Qué es la corrupción

La corrupción aparece bajo muchas formas. Pero todas ellas tienen algo en común: el uso del poder del Estado –poder soberano- para proporcionar bienes privativos de los cuales se excluye arbitrariamente a otros. Partamos de algunas definiciones simples, para muchos contra-intuitivas.  ¿Qué es un mercado?. Un mercado es un sistema de transacción de bienes y servicios que, en un mundo ideal, permite una asignación de recursos óptima: cada uno de los que intervienen en la transacción obtiene lo mejor que puede obtener. El mundo ideal requiere de algunas condiciones que raramente se dan en la vida real: información perfecta (cada uno de los que intervienen en la transacción sabe lo que el otro ofrece) e igualdad o no restricción (ninguno de los que interviene puede obligar a otro a aceptar un bien o evitar que lo obtenga de un proveedor diferente o lo pueda ofrecer a un comprador distinto). Bajo estas condiciones ideales, los mercados no solamente son eficientes, sino que tienden a beneficio cero. Solo la innovación, la creación de productos o servicios nuevos que, momentáneamente, solo el innovador puede ofrecer, permite generar un desequilibrio temporal que permite al innovador capturar los beneficios de la innovación. Bajo esas condiciones los mercados aseguran el mejor mundo posible con los menores costes de transacción. Hay tres mercancías que no son susceptibles de responder correctamente a este mundo ideal, como ya señaló el poco estudiado economista Karl Polanyi: el trabajo, la tierra y el dinero. Las razones son únicas y respectivamente: plusvalía, limitación física y naturaleza política.
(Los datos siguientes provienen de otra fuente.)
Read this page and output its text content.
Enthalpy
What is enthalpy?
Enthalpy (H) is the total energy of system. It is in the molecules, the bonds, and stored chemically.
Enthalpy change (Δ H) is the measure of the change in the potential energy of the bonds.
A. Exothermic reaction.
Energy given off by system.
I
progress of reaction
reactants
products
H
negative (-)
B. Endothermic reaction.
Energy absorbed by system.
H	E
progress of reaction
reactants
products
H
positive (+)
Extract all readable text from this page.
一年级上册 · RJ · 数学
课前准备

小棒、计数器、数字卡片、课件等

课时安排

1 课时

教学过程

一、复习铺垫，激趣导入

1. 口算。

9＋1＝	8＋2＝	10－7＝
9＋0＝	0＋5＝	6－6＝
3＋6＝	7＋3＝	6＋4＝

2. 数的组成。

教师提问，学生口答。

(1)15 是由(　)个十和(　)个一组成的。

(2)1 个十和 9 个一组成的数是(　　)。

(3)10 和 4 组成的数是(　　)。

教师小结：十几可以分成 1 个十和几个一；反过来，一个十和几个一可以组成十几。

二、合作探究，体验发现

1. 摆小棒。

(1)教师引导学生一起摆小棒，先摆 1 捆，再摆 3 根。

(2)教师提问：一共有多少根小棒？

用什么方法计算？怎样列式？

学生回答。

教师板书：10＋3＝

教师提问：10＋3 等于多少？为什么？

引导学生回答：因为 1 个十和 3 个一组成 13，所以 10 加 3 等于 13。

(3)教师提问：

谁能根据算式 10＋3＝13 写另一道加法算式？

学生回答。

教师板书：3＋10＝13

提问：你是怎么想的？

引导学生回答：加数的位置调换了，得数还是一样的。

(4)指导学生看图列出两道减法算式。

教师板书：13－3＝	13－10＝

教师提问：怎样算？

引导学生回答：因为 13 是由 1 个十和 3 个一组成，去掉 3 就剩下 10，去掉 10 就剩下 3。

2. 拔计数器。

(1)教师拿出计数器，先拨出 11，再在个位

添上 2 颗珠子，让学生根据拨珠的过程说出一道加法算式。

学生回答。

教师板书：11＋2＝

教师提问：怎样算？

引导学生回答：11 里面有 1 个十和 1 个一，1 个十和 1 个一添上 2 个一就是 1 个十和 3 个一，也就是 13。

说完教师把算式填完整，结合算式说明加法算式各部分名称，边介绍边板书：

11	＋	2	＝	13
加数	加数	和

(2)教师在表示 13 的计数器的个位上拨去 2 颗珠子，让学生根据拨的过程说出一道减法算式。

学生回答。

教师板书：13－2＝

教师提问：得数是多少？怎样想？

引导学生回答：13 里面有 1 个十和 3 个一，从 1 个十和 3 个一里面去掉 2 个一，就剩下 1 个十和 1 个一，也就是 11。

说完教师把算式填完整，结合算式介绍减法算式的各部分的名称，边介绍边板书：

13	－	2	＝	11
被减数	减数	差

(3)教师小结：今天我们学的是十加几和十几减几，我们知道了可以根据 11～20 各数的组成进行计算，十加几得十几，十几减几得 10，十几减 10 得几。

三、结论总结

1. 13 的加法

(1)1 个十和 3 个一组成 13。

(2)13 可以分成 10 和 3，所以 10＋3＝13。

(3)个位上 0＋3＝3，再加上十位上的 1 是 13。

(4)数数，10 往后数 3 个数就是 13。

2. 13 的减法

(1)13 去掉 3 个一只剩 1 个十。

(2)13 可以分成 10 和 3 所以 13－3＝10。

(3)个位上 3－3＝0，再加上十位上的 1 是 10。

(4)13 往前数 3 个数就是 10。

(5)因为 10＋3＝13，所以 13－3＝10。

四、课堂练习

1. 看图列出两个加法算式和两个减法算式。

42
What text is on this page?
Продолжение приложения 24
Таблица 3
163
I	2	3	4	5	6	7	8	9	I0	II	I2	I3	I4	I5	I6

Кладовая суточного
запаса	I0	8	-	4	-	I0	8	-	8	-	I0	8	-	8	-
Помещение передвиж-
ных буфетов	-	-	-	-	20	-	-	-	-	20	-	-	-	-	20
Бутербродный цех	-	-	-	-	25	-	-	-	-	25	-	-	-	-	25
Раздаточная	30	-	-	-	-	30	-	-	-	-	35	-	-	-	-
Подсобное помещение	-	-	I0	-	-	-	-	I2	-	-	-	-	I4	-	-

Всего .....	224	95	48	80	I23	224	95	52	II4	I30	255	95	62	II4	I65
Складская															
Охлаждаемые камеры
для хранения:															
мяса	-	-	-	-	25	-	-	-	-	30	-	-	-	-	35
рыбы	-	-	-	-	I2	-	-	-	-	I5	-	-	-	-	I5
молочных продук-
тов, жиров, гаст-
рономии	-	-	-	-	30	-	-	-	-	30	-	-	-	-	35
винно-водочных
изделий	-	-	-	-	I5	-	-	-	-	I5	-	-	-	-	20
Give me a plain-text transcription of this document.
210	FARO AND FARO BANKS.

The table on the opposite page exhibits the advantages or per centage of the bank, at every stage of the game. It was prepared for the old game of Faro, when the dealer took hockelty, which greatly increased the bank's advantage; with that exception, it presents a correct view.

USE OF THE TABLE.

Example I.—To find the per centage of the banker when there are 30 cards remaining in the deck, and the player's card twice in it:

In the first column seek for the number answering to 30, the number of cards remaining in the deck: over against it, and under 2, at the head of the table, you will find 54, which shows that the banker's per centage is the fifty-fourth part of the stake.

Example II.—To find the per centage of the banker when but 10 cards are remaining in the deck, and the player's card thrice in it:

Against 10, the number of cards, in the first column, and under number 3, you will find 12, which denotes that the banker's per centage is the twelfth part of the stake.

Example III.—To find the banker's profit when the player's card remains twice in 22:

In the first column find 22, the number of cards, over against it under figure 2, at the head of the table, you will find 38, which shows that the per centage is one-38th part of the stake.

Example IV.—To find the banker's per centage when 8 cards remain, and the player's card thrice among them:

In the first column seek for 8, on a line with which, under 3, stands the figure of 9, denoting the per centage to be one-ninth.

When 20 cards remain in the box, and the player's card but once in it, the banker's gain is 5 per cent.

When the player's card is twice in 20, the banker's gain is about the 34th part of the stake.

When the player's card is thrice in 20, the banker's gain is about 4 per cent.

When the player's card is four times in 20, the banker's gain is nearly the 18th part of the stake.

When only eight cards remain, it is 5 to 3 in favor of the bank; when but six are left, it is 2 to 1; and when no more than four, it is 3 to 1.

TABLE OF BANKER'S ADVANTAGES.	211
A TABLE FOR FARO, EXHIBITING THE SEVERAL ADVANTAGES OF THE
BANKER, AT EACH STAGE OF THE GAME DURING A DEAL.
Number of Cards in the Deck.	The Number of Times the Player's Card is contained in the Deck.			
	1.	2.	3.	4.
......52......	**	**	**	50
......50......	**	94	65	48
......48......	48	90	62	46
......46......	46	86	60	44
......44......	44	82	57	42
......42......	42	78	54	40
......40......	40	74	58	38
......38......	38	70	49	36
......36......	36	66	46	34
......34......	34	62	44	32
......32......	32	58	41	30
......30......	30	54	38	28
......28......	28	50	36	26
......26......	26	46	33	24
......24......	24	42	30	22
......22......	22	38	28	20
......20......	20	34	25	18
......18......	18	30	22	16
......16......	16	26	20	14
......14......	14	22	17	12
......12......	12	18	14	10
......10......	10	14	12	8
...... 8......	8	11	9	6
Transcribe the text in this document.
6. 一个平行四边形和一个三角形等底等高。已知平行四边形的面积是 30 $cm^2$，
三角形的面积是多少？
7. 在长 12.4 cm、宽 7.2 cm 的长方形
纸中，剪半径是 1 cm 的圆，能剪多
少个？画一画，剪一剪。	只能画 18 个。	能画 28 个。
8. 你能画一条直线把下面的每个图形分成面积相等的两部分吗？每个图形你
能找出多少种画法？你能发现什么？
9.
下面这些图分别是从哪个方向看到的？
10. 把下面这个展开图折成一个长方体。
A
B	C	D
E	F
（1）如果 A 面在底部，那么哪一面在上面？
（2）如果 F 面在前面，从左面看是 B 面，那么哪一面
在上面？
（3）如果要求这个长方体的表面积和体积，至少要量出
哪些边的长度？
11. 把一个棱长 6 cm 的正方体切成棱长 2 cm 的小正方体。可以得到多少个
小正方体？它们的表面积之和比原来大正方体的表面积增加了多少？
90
No todos los agentes económicos buscan mejorar su participación en las transacciones innovando; en términos históricos, aunque los innovadores son los que en el largo plazo tienen más impacto, son una minoría. Los demás intentan saltarse las reglas con una de las dos maneras siguientes o con ambas: creando barreras en el mercado y terminando por expulsar a los competidores y/o usando el poder soberano del Estado en beneficio propio (apropiándose directamente de bienes públicos y/o haciendo que el Estado cree barreras o ventajas en su beneficio).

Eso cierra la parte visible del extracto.